As result of our Australia Dollar prediction that it will appreciate from where it is today. We have shifted our portfolio weight towards companies that have limited overseas exposure and are driven by the domestic market. Companies with overseas income will face headwinds as the Aussie dollar to US dollar appreciates.
Potential risk to further decline in Aussie Dollar to US
Building approvals has risen strongly on the back of interest rates falling to record low. The boom in residential construction across Sydney, Melbourne and Brisbane is primarily driven by residential units rather than standalone houses. Chart below shows the monthly residential unit approvals. Chart excludes standalone housing approvals as that trend has not changed over the same time.
One component driving the increase in unit approvals is the lagging supply during the previous decade. Household formation has gradually increased inline with GDP while the supply in meeting the demand has lagged materially. This current increase in building approvals can be seen as simply playing catch up. However with everything in markets, there is always a risk of overshoot. Overshooting in unit approvals will lead to pressure on house values further down the track as the trend reverses and there are too much apartment coming online verses demand.
ABS highlights the rise in house prices contributed to an increase in total average household wealth. Note the spread of wealth across the economy is more unequal verses income because of home ownership rates as only 2/3 of households owns or partly owns their home.
Average household wealth for those households who were renting was about 21% ($183,000). Owner occupied households with a mortgage ($857,900) and 13% of owner occupiers who owned their home outright ($1.4 million).
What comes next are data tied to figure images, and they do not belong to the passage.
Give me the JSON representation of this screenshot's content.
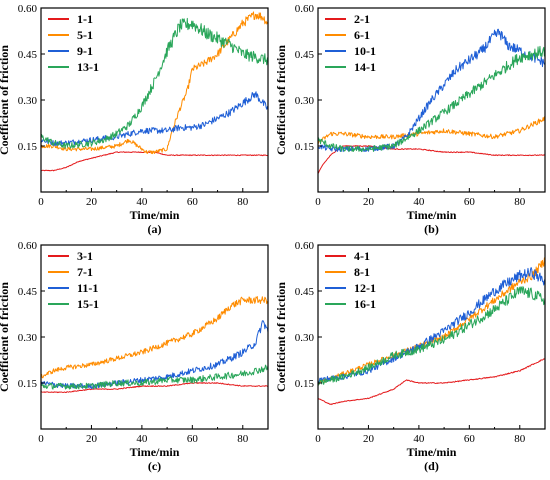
{
  "figure": {
    "panel_labels": [
      "(a)",
      "(b)",
      "(c)",
      "(d)"
    ]
  },
  "colors": {
    "red": "#e41a1c",
    "orange": "#ff8c00",
    "blue": "#1f5fd6",
    "green": "#2aa65a"
  },
  "chart_data": [
    {
      "type": "line",
      "panel": "(a)",
      "xlabel": "Time/min",
      "ylabel": "Coefficient of friction",
      "xlim": [
        0,
        90
      ],
      "ylim": [
        0,
        0.6
      ],
      "xticks": [
        0,
        20,
        40,
        60,
        80
      ],
      "yticks": [
        0.15,
        0.3,
        0.45,
        0.6
      ],
      "legend_position": "top-left",
      "series": [
        {
          "name": "1-1",
          "color": "red",
          "x": [
            0,
            5,
            10,
            15,
            20,
            25,
            30,
            35,
            40,
            45,
            50,
            55,
            60,
            65,
            70,
            75,
            80,
            85,
            90
          ],
          "y": [
            0.07,
            0.07,
            0.08,
            0.1,
            0.11,
            0.12,
            0.13,
            0.13,
            0.13,
            0.13,
            0.12,
            0.12,
            0.12,
            0.12,
            0.12,
            0.12,
            0.12,
            0.12,
            0.12
          ]
        },
        {
          "name": "5-1",
          "color": "orange",
          "x": [
            0,
            5,
            10,
            20,
            30,
            35,
            40,
            42,
            45,
            50,
            52,
            55,
            58,
            60,
            65,
            70,
            75,
            80,
            85,
            88,
            90
          ],
          "y": [
            0.15,
            0.15,
            0.14,
            0.14,
            0.15,
            0.17,
            0.14,
            0.13,
            0.13,
            0.14,
            0.2,
            0.27,
            0.33,
            0.4,
            0.42,
            0.45,
            0.5,
            0.55,
            0.58,
            0.57,
            0.55
          ]
        },
        {
          "name": "9-1",
          "color": "blue",
          "x": [
            0,
            5,
            10,
            20,
            30,
            40,
            50,
            55,
            60,
            65,
            70,
            75,
            80,
            85,
            88,
            90
          ],
          "y": [
            0.17,
            0.16,
            0.16,
            0.17,
            0.18,
            0.2,
            0.2,
            0.21,
            0.21,
            0.22,
            0.24,
            0.26,
            0.29,
            0.32,
            0.29,
            0.27
          ]
        },
        {
          "name": "13-1",
          "color": "green",
          "x": [
            0,
            5,
            10,
            20,
            25,
            30,
            35,
            40,
            45,
            50,
            55,
            60,
            65,
            70,
            75,
            80,
            85,
            90
          ],
          "y": [
            0.18,
            0.16,
            0.15,
            0.16,
            0.17,
            0.19,
            0.22,
            0.28,
            0.36,
            0.46,
            0.54,
            0.55,
            0.52,
            0.5,
            0.48,
            0.45,
            0.44,
            0.43
          ]
        }
      ]
    },
    {
      "type": "line",
      "panel": "(b)",
      "xlabel": "Time/min",
      "ylabel": "Coefficient of friction",
      "xlim": [
        0,
        90
      ],
      "ylim": [
        0,
        0.6
      ],
      "xticks": [
        0,
        20,
        40,
        60,
        80
      ],
      "yticks": [
        0.15,
        0.3,
        0.45,
        0.6
      ],
      "legend_position": "top-left",
      "series": [
        {
          "name": "2-1",
          "color": "red",
          "x": [
            0,
            2,
            5,
            8,
            10,
            15,
            20,
            30,
            40,
            50,
            60,
            70,
            80,
            90
          ],
          "y": [
            0.06,
            0.09,
            0.12,
            0.14,
            0.15,
            0.15,
            0.15,
            0.14,
            0.14,
            0.13,
            0.13,
            0.12,
            0.12,
            0.12
          ]
        },
        {
          "name": "6-1",
          "color": "orange",
          "x": [
            0,
            5,
            10,
            20,
            30,
            40,
            50,
            60,
            70,
            80,
            85,
            90
          ],
          "y": [
            0.16,
            0.19,
            0.19,
            0.18,
            0.18,
            0.19,
            0.2,
            0.19,
            0.18,
            0.2,
            0.22,
            0.24
          ]
        },
        {
          "name": "10-1",
          "color": "blue",
          "x": [
            0,
            5,
            10,
            20,
            30,
            35,
            40,
            45,
            50,
            55,
            60,
            65,
            70,
            72,
            75,
            80,
            85,
            90
          ],
          "y": [
            0.15,
            0.14,
            0.14,
            0.14,
            0.15,
            0.18,
            0.24,
            0.3,
            0.35,
            0.4,
            0.43,
            0.46,
            0.51,
            0.52,
            0.48,
            0.46,
            0.44,
            0.42
          ]
        },
        {
          "name": "14-1",
          "color": "green",
          "x": [
            0,
            5,
            10,
            20,
            30,
            40,
            50,
            60,
            70,
            80,
            90
          ],
          "y": [
            0.17,
            0.15,
            0.14,
            0.14,
            0.15,
            0.2,
            0.26,
            0.32,
            0.38,
            0.44,
            0.46
          ]
        }
      ]
    },
    {
      "type": "line",
      "panel": "(c)",
      "xlabel": "Time/min",
      "ylabel": "Coefficient of friction",
      "xlim": [
        0,
        90
      ],
      "ylim": [
        0,
        0.6
      ],
      "xticks": [
        0,
        20,
        40,
        60,
        80
      ],
      "yticks": [
        0.15,
        0.3,
        0.45,
        0.6
      ],
      "legend_position": "top-left",
      "series": [
        {
          "name": "3-1",
          "color": "red",
          "x": [
            0,
            10,
            20,
            30,
            40,
            50,
            60,
            70,
            80,
            90
          ],
          "y": [
            0.12,
            0.12,
            0.13,
            0.13,
            0.14,
            0.14,
            0.15,
            0.15,
            0.14,
            0.14
          ]
        },
        {
          "name": "7-1",
          "color": "orange",
          "x": [
            0,
            5,
            10,
            20,
            30,
            40,
            50,
            60,
            70,
            75,
            80,
            85,
            90
          ],
          "y": [
            0.17,
            0.19,
            0.2,
            0.21,
            0.23,
            0.25,
            0.28,
            0.31,
            0.36,
            0.4,
            0.42,
            0.42,
            0.42
          ]
        },
        {
          "name": "11-1",
          "color": "blue",
          "x": [
            0,
            10,
            20,
            30,
            40,
            50,
            60,
            70,
            75,
            80,
            85,
            88,
            90
          ],
          "y": [
            0.15,
            0.14,
            0.14,
            0.15,
            0.16,
            0.17,
            0.19,
            0.21,
            0.23,
            0.25,
            0.28,
            0.35,
            0.32
          ]
        },
        {
          "name": "15-1",
          "color": "green",
          "x": [
            0,
            10,
            20,
            30,
            40,
            50,
            60,
            70,
            80,
            90
          ],
          "y": [
            0.14,
            0.14,
            0.14,
            0.15,
            0.15,
            0.16,
            0.16,
            0.17,
            0.18,
            0.2
          ]
        }
      ]
    },
    {
      "type": "line",
      "panel": "(d)",
      "xlabel": "Time/min",
      "ylabel": "Coefficient of friction",
      "xlim": [
        0,
        90
      ],
      "ylim": [
        0,
        0.6
      ],
      "xticks": [
        0,
        20,
        40,
        60,
        80
      ],
      "yticks": [
        0.15,
        0.3,
        0.45,
        0.6
      ],
      "legend_position": "top-left",
      "series": [
        {
          "name": "4-1",
          "color": "red",
          "x": [
            0,
            5,
            10,
            20,
            30,
            35,
            40,
            50,
            60,
            70,
            80,
            85,
            90
          ],
          "y": [
            0.1,
            0.08,
            0.09,
            0.1,
            0.13,
            0.16,
            0.15,
            0.15,
            0.16,
            0.17,
            0.19,
            0.21,
            0.23
          ]
        },
        {
          "name": "8-1",
          "color": "orange",
          "x": [
            0,
            10,
            20,
            30,
            40,
            50,
            60,
            70,
            80,
            85,
            90
          ],
          "y": [
            0.15,
            0.18,
            0.21,
            0.24,
            0.27,
            0.3,
            0.36,
            0.42,
            0.48,
            0.5,
            0.55
          ]
        },
        {
          "name": "12-1",
          "color": "blue",
          "x": [
            0,
            10,
            20,
            30,
            40,
            50,
            60,
            70,
            80,
            85,
            90
          ],
          "y": [
            0.16,
            0.17,
            0.19,
            0.23,
            0.27,
            0.32,
            0.38,
            0.45,
            0.5,
            0.51,
            0.48
          ]
        },
        {
          "name": "16-1",
          "color": "green",
          "x": [
            0,
            10,
            20,
            30,
            40,
            50,
            60,
            70,
            80,
            85,
            90
          ],
          "y": [
            0.15,
            0.17,
            0.2,
            0.24,
            0.26,
            0.29,
            0.34,
            0.39,
            0.45,
            0.44,
            0.42
          ]
        }
      ]
    }
  ]
}
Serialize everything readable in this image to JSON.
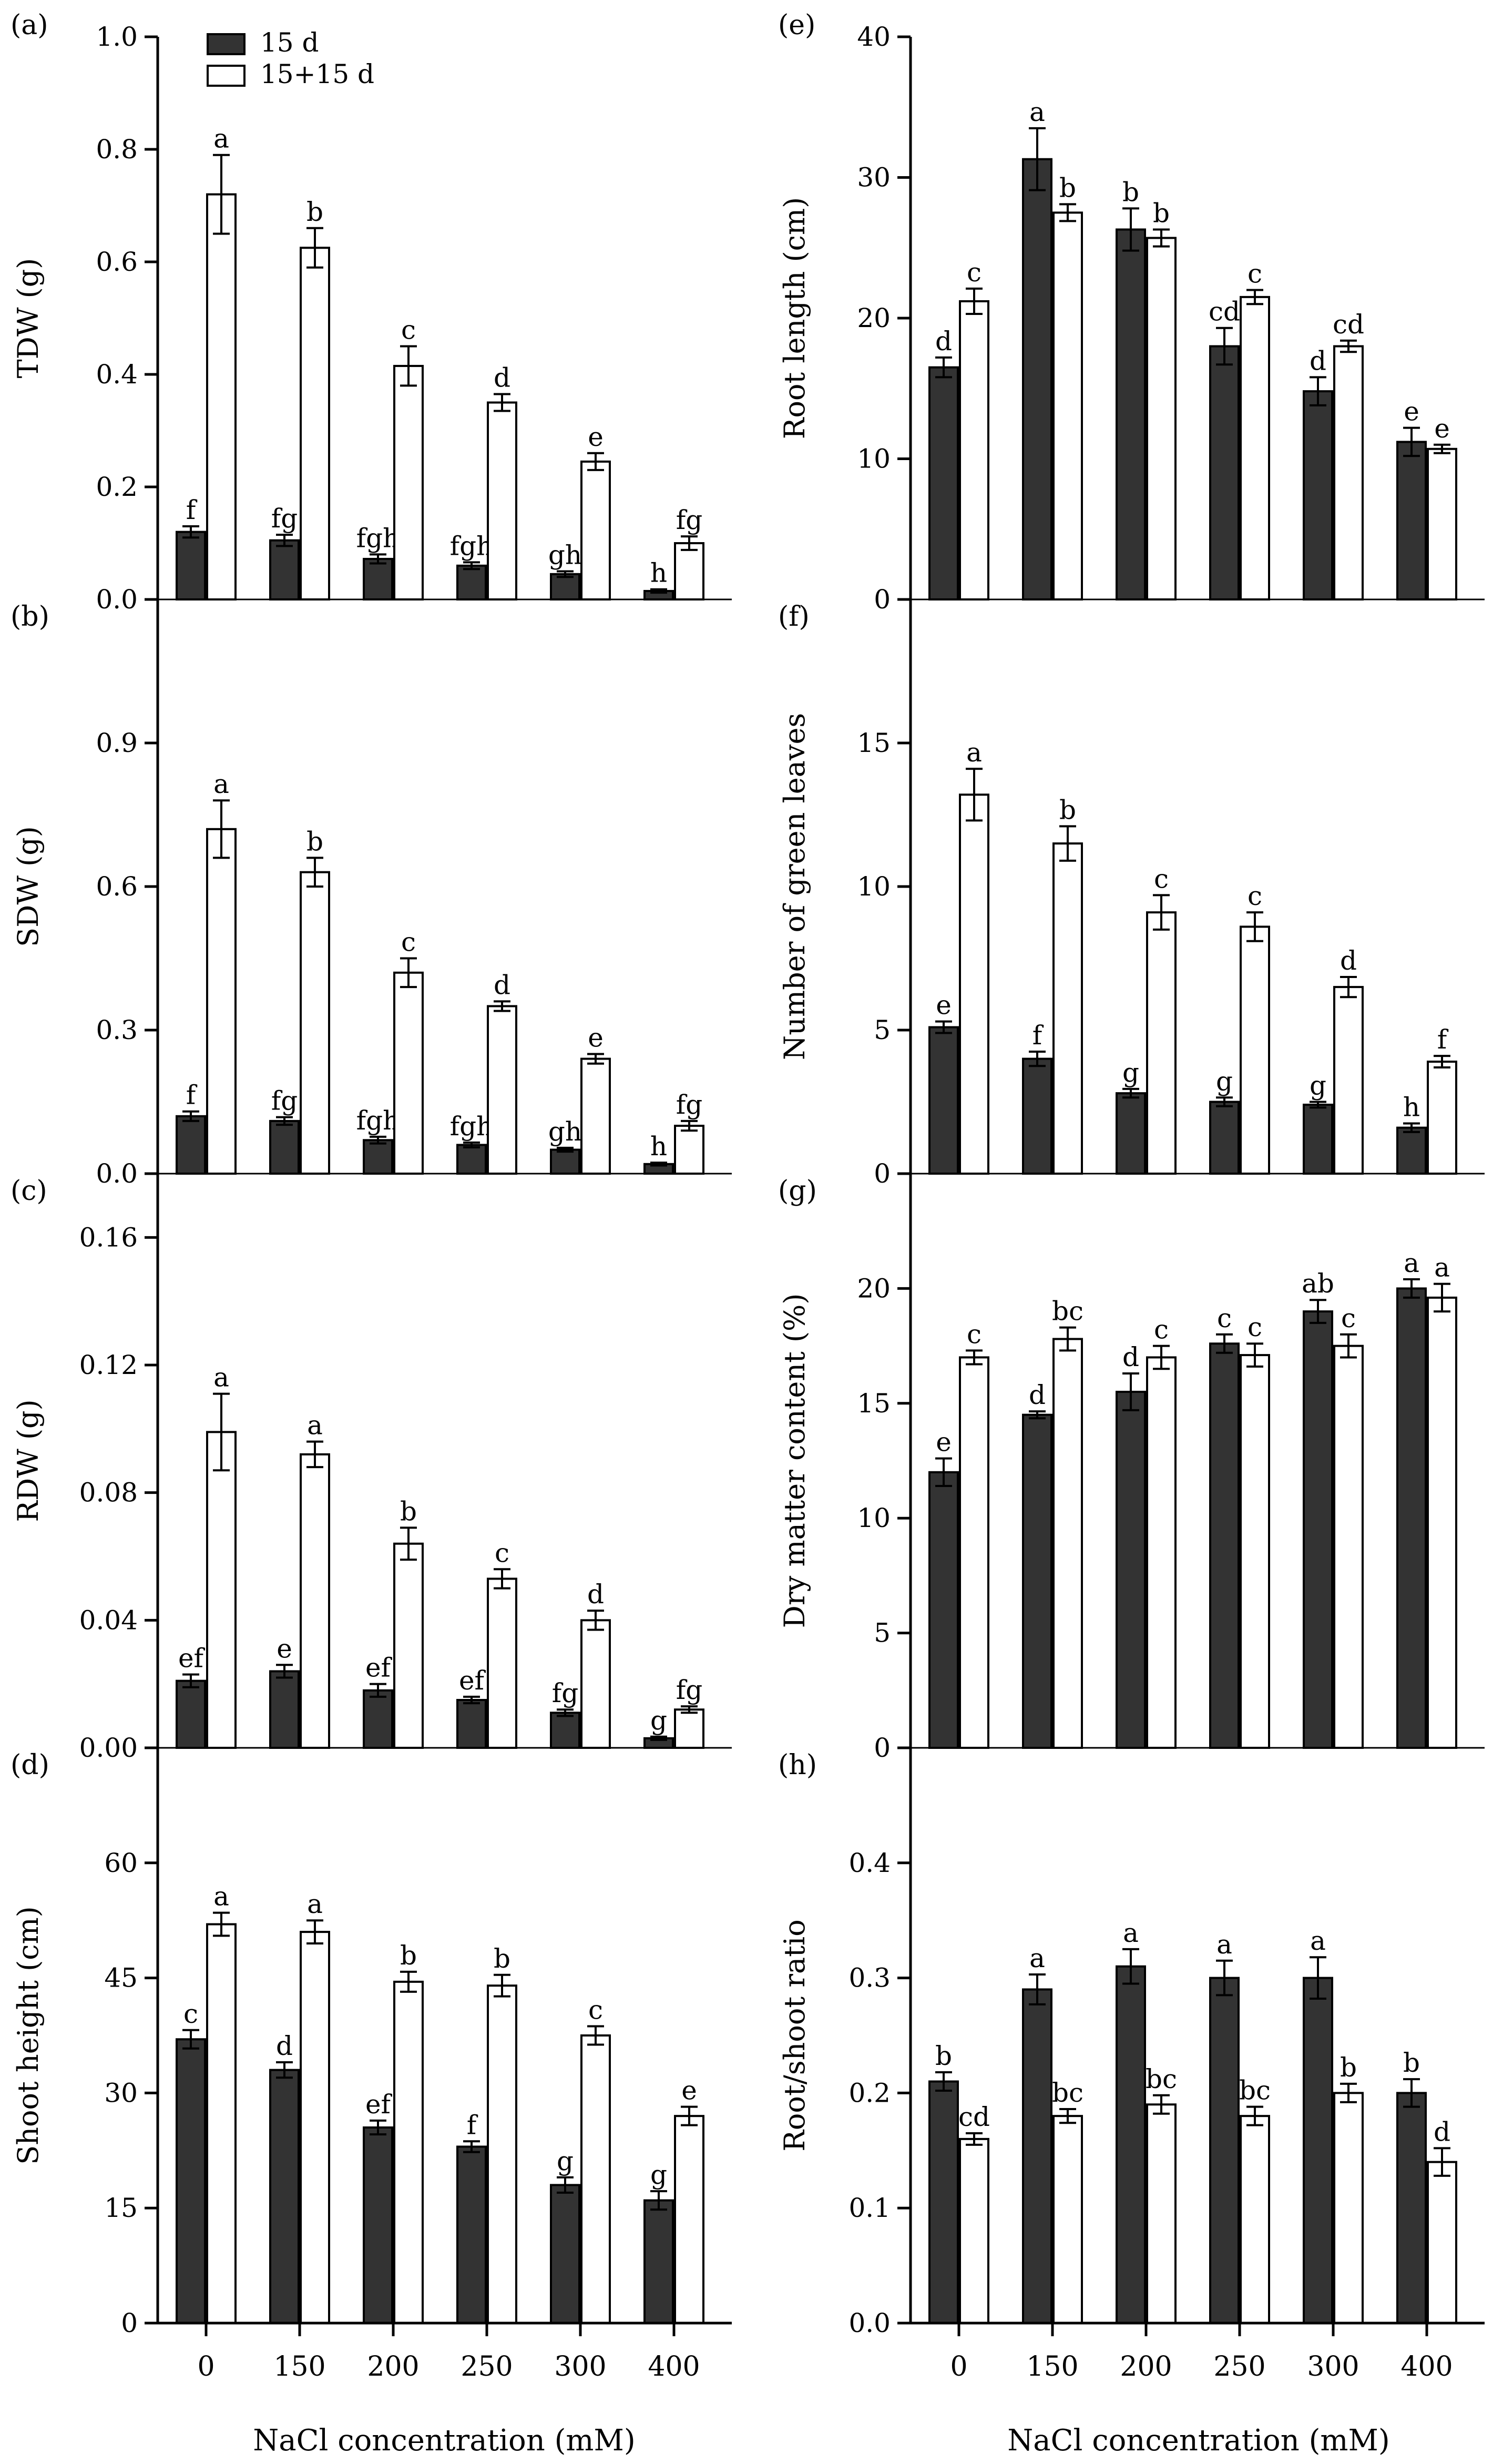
{
  "figure": {
    "legend": [
      {
        "name": "15 d",
        "color": "#333333"
      },
      {
        "name": "15+15 d",
        "color": "#ffffff"
      }
    ],
    "xlabel": "NaCl concentration (mM)"
  },
  "chart_data": [
    {
      "type": "bar",
      "panel": "(a)",
      "ylabel": "TDW (g)",
      "categories": [
        "0",
        "150",
        "200",
        "250",
        "300",
        "400"
      ],
      "ylim": [
        0,
        1.0
      ],
      "yticks": [
        "0.0",
        "0.2",
        "0.4",
        "0.6",
        "0.8",
        "1.0"
      ],
      "series": [
        {
          "name": "15 d",
          "values": [
            0.12,
            0.105,
            0.072,
            0.06,
            0.045,
            0.015
          ],
          "errors": [
            0.01,
            0.01,
            0.008,
            0.006,
            0.005,
            0.003
          ],
          "letters": [
            "f",
            "fg",
            "fgh",
            "fgh",
            "gh",
            "h"
          ]
        },
        {
          "name": "15+15 d",
          "values": [
            0.72,
            0.625,
            0.415,
            0.35,
            0.245,
            0.1
          ],
          "errors": [
            0.07,
            0.035,
            0.035,
            0.015,
            0.015,
            0.012
          ],
          "letters": [
            "a",
            "b",
            "c",
            "d",
            "e",
            "fg"
          ]
        }
      ]
    },
    {
      "type": "bar",
      "panel": "(b)",
      "ylabel": "SDW (g)",
      "categories": [
        "0",
        "150",
        "200",
        "250",
        "300",
        "400"
      ],
      "ylim": [
        0,
        1.2
      ],
      "yticks": [
        "0.0",
        "0.3",
        "0.6",
        "0.9"
      ],
      "series": [
        {
          "name": "15 d",
          "values": [
            0.12,
            0.11,
            0.07,
            0.06,
            0.05,
            0.02
          ],
          "errors": [
            0.01,
            0.008,
            0.007,
            0.005,
            0.004,
            0.003
          ],
          "letters": [
            "f",
            "fg",
            "fgh",
            "fgh",
            "gh",
            "h"
          ]
        },
        {
          "name": "15+15 d",
          "values": [
            0.72,
            0.63,
            0.42,
            0.35,
            0.24,
            0.1
          ],
          "errors": [
            0.06,
            0.03,
            0.03,
            0.01,
            0.01,
            0.01
          ],
          "letters": [
            "a",
            "b",
            "c",
            "d",
            "e",
            "fg"
          ]
        }
      ]
    },
    {
      "type": "bar",
      "panel": "(c)",
      "ylabel": "RDW (g)",
      "categories": [
        "0",
        "150",
        "200",
        "250",
        "300",
        "400"
      ],
      "ylim": [
        0,
        0.18
      ],
      "yticks": [
        "0.00",
        "0.04",
        "0.08",
        "0.12",
        "0.16"
      ],
      "series": [
        {
          "name": "15 d",
          "values": [
            0.021,
            0.024,
            0.018,
            0.015,
            0.011,
            0.003
          ],
          "errors": [
            0.002,
            0.002,
            0.002,
            0.001,
            0.001,
            0.0005
          ],
          "letters": [
            "ef",
            "e",
            "ef",
            "ef",
            "fg",
            "g"
          ]
        },
        {
          "name": "15+15 d",
          "values": [
            0.099,
            0.092,
            0.064,
            0.053,
            0.04,
            0.012
          ],
          "errors": [
            0.012,
            0.004,
            0.005,
            0.003,
            0.003,
            0.001
          ],
          "letters": [
            "a",
            "a",
            "b",
            "c",
            "d",
            "fg"
          ]
        }
      ]
    },
    {
      "type": "bar",
      "panel": "(d)",
      "ylabel": "Shoot height (cm)",
      "categories": [
        "0",
        "150",
        "200",
        "250",
        "300",
        "400"
      ],
      "ylim": [
        0,
        75
      ],
      "yticks": [
        "0",
        "15",
        "30",
        "45",
        "60"
      ],
      "series": [
        {
          "name": "15 d",
          "values": [
            37,
            33,
            25.5,
            23,
            18,
            16
          ],
          "errors": [
            1.2,
            1.0,
            0.9,
            0.7,
            1.0,
            1.2
          ],
          "letters": [
            "c",
            "d",
            "ef",
            "f",
            "g",
            "g"
          ]
        },
        {
          "name": "15+15 d",
          "values": [
            52,
            51,
            44.5,
            44,
            37.5,
            27
          ],
          "errors": [
            1.5,
            1.5,
            1.3,
            1.4,
            1.2,
            1.2
          ],
          "letters": [
            "a",
            "a",
            "b",
            "b",
            "c",
            "e"
          ]
        }
      ]
    },
    {
      "type": "bar",
      "panel": "(e)",
      "ylabel": "Root length (cm)",
      "categories": [
        "0",
        "150",
        "200",
        "250",
        "300",
        "400"
      ],
      "ylim": [
        0,
        40
      ],
      "yticks": [
        "0",
        "10",
        "20",
        "30",
        "40"
      ],
      "series": [
        {
          "name": "15 d",
          "values": [
            16.5,
            31.3,
            26.3,
            18,
            14.8,
            11.2
          ],
          "errors": [
            0.7,
            2.2,
            1.5,
            1.3,
            1.0,
            1.0
          ],
          "letters": [
            "d",
            "a",
            "b",
            "cd",
            "d",
            "e"
          ]
        },
        {
          "name": "15+15 d",
          "values": [
            21.2,
            27.5,
            25.7,
            21.5,
            18,
            10.7
          ],
          "errors": [
            0.9,
            0.6,
            0.6,
            0.5,
            0.4,
            0.3
          ],
          "letters": [
            "c",
            "b",
            "b",
            "c",
            "cd",
            "e"
          ]
        }
      ]
    },
    {
      "type": "bar",
      "panel": "(f)",
      "ylabel": "Number of green leaves",
      "categories": [
        "0",
        "150",
        "200",
        "250",
        "300",
        "400"
      ],
      "ylim": [
        0,
        20
      ],
      "yticks": [
        "0",
        "5",
        "10",
        "15"
      ],
      "series": [
        {
          "name": "15 d",
          "values": [
            5.1,
            4.0,
            2.8,
            2.5,
            2.4,
            1.6
          ],
          "errors": [
            0.2,
            0.25,
            0.15,
            0.15,
            0.1,
            0.15
          ],
          "letters": [
            "e",
            "f",
            "g",
            "g",
            "g",
            "h"
          ]
        },
        {
          "name": "15+15 d",
          "values": [
            13.2,
            11.5,
            9.1,
            8.6,
            6.5,
            3.9
          ],
          "errors": [
            0.9,
            0.6,
            0.6,
            0.5,
            0.35,
            0.2
          ],
          "letters": [
            "a",
            "b",
            "c",
            "c",
            "d",
            "f"
          ]
        }
      ]
    },
    {
      "type": "bar",
      "panel": "(g)",
      "ylabel": "Dry matter content (%)",
      "categories": [
        "0",
        "150",
        "200",
        "250",
        "300",
        "400"
      ],
      "ylim": [
        0,
        25
      ],
      "yticks": [
        "0",
        "5",
        "10",
        "15",
        "20"
      ],
      "series": [
        {
          "name": "15 d",
          "values": [
            12,
            14.5,
            15.5,
            17.6,
            19,
            20
          ],
          "errors": [
            0.6,
            0.15,
            0.8,
            0.4,
            0.5,
            0.4
          ],
          "letters": [
            "e",
            "d",
            "d",
            "c",
            "ab",
            "a"
          ]
        },
        {
          "name": "15+15 d",
          "values": [
            17,
            17.8,
            17,
            17.1,
            17.5,
            19.6
          ],
          "errors": [
            0.3,
            0.5,
            0.5,
            0.5,
            0.5,
            0.6
          ],
          "letters": [
            "c",
            "bc",
            "c",
            "c",
            "c",
            "a"
          ]
        }
      ]
    },
    {
      "type": "bar",
      "panel": "(h)",
      "ylabel": "Root/shoot ratio",
      "categories": [
        "0",
        "150",
        "200",
        "250",
        "300",
        "400"
      ],
      "ylim": [
        0,
        0.5
      ],
      "yticks": [
        "0.0",
        "0.1",
        "0.2",
        "0.3",
        "0.4"
      ],
      "series": [
        {
          "name": "15 d",
          "values": [
            0.21,
            0.29,
            0.31,
            0.3,
            0.3,
            0.2
          ],
          "errors": [
            0.008,
            0.013,
            0.015,
            0.015,
            0.018,
            0.012
          ],
          "letters": [
            "b",
            "a",
            "a",
            "a",
            "a",
            "b"
          ]
        },
        {
          "name": "15+15 d",
          "values": [
            0.16,
            0.18,
            0.19,
            0.18,
            0.2,
            0.14
          ],
          "errors": [
            0.005,
            0.006,
            0.008,
            0.008,
            0.008,
            0.012
          ],
          "letters": [
            "cd",
            "bc",
            "bc",
            "bc",
            "b",
            "d"
          ]
        }
      ]
    }
  ]
}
Average household wealth for low wealth households in 2013–14 was $35,600, for middle wealth households was $462,500 and for high wealth households was $2.5 million. “
The risk to the economy from fall in house prices is heightened due to the high levels of home ownership. Ironically, home ownership has become pro-cyclical factor where price increases make the boom feel better but the impact of any slowdown will also be exacerbated across the economy. Any significant weakness in house price will be especially felt in the Australian Banks and on consumer spending.
The 4 pillars policy which result in the big 4 accounting for significant portion of the residential mortgage market means these institutions will no emerge from any crises unscathed. This is why we are cautious on the Australian banks irrespective of the Australian dollar forecast. Even Australia New Zealand Bank with its Asia exposure will not come out unscathed. In either scenario where if the exchange rate appreciates which mean it is driven by higher rates.
Residential housing market will be under pressure. Further decline in the Aussie dollar to US could be due to Chinese slowdown worse than feared. This is not positive for the Australian economy with flow on effects on the banking sector.
The upside is we do not see a US style housing collapse. The US housing market experienced once in a generation housing boom which the fallout is still being felt today. This is exemplified by the Fed maintain near zero interest rates 9 years after the bubble popped. Australian housing excess is not to the extent of the US boom but aggregate risk to the economy from any residential slowdown will negative impact the AUD.USD. This scenario is not in our 2018 Australian dollar forecast.
Other Australian Dollar Cross Rates
While we have primarily focused on the AUD/USD exchange rate. There will be wider implication on other major cross rates for the AUD. As all exchange rates are linked, changes in the main FX rate will have implication on the AUD to NZD Exchange rate as well as Aus dollar to Euro Exchange rate.